Many aspects of EOL care can generate difficulties for physicians of dying children. Their inadequate training in end-of-life discussions [17-19], the grief they experience from patients [19-22], and the moral distress they feel when parents’ decisions conflict with their beliefs about what is best for a particular patient [5,11-15] all have the potential to affect the patient care process as well as physician wellbeing. And, there are few formal mechanisms in place to help physicians of any rank deal with personal grief or moral distress, and continuous exposure can lead to physician burnout and personal pain [5,23,24]. An Institute of Medicine [4] report, When Children Die: Improving Palliative and End-of-Life Care for Children and their Families , suggests that strategies must be developed to support clinicians who deal with pediatric death in order for them to continue to provide quality care.

Strategies to deal with moral distress emerged in this research. First, participants suggested that taking time away from work and seeking support from family and friends can help. It was also suggested that seeking wisdom from other physicians and coming to a consensus, as in the case of ceasing resuscitation, can ease the discomfort with having to make difficult decisions in isolation. Finally, it was suggested that the establishment of evidence-based guidelines for the practice of DCD would decrease some of the ambiguities surrounding it.

In addition to evidence-based guidelines that might reduce ambiguities associated with resuscitation and organ donation, moral distress could likely be reduced if physicians understood better how their language could potentially lead to families’ refusing to limit care. Perhaps training in EOL communication could lead to a decreased occurrence of moral distress by helping physicians truly balance hope with information-giving in ways that facilitate ensuring that parents are clear on their child’s prognosis and not holding on to unrealistic hope. Finally, the simple act of having open, truthful conversations with families may alleviate the distress physicians feel when they perceive ethical issues that they cannot change (Ulrich, Hamric and Grady 2010). However, conversations around difficult issues, such as the impending death of the child-patient are rarely simple.

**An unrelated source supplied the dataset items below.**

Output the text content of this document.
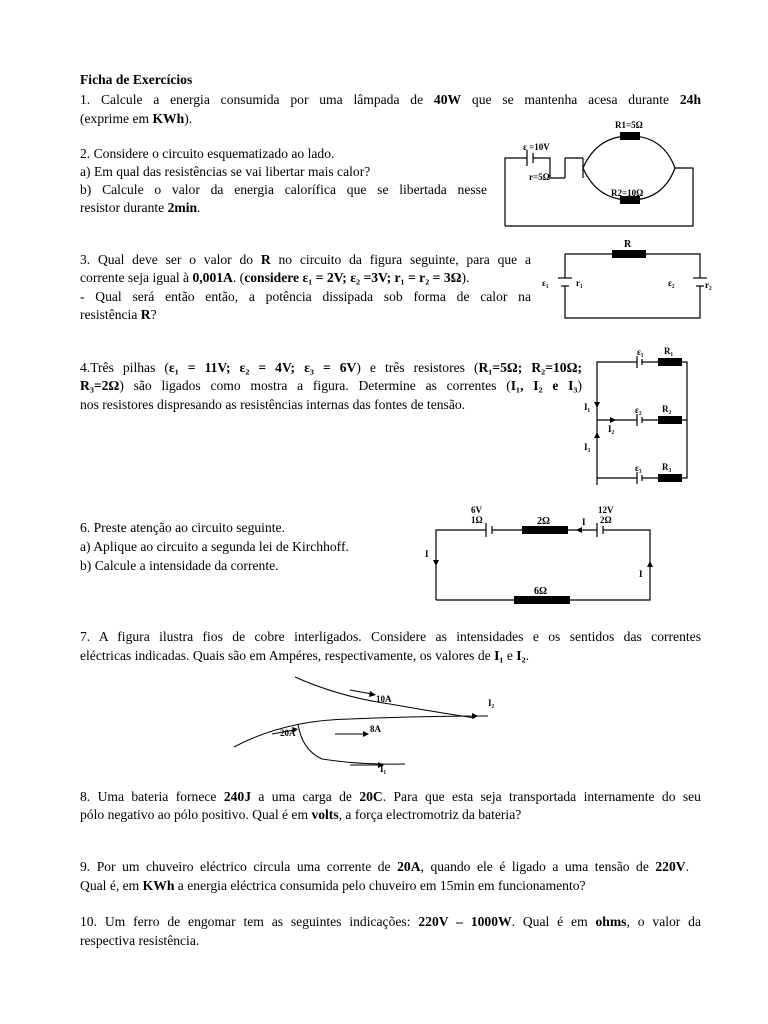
Ficha de Exercícios
1. Calcule a energia consumida por uma lâmpada de 40W que se mantenha acesa durante 24h
(exprime em KWh).
2. Considere o circuito esquematizado ao lado.
a) Em qual das resistências se vai libertar mais calor?
b) Calcule o valor da energia calorífica que se libertada nesse
resistor durante 2min.
ε =10V
r=5Ω
R1=5Ω
R2=10Ω
3. Qual deve ser o valor do R no circuito da figura seguinte, para que a
corrente seja igual à 0,001A. (considere ε₁ = 2V; ε₂ =3V; r₁ = r₂ = 3Ω).
- Qual será então então, a potência dissipada sob forma de calor na
resistência R?
R
ε₁	r₁	ε₂	r₂
4.Três pilhas (ε₁ = 11V; ε₂ = 4V; ε₃ = 6V) e três resistores (R₁=5Ω; R₂=10Ω;
R₃=2Ω) são ligados como mostra a figura. Determine as correntes (I₁, I₂ e I₃)
nos resistores dispresando as resistências internas das fontes de tensão.
ε₁ R₁
ε₂ R₂
ε₃ R₃
I₁
I₂
I₃
6. Preste atenção ao circuito seguinte.
a) Aplique ao circuito a segunda lei de Kirchhoff.
b) Calcule a intensidade da corrente.
6V
1Ω	2Ω	I
12V
2Ω
I
I
6Ω
7. A figura ilustra fios de cobre interligados. Considere as intensidades e os sentidos das correntes
eléctricas indicadas. Quais são em Ampéres, respectivamente, os valores de I₁ e I₂.
10A	I₂
20A	8A
I₁
8. Uma bateria fornece 240J a uma carga de 20C. Para que esta seja transportada internamente do seu
pólo negativo ao pólo positivo. Qual é em volts, a força electromotriz da bateria?
9. Por um chuveiro eléctrico circula uma corrente de 20A, quando ele é ligado a uma tensão de 220V.
Qual é, em KWh a energia eléctrica consumida pelo chuveiro em 15min em funcionamento?
10. Um ferro de engomar tem as seguintes indicações: 220V – 1000W. Qual é em ohms, o valor da
respectiva resistência.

It cannot be determined from this study the extent to which moral distress may influence physician-parent EOL communication, but understanding the significance of moral distress will ideally lead to studies that can examine its role. Research indicates that physician burnout is more prevalent among those physicians in palliative care who feel inadequately trained in communication skills [7]. In addition to promoting better patient care, more education and training in communication and EOL issues may prevent physician moral distress which can decrease physician burnout and ensure more efficacious humane patient care.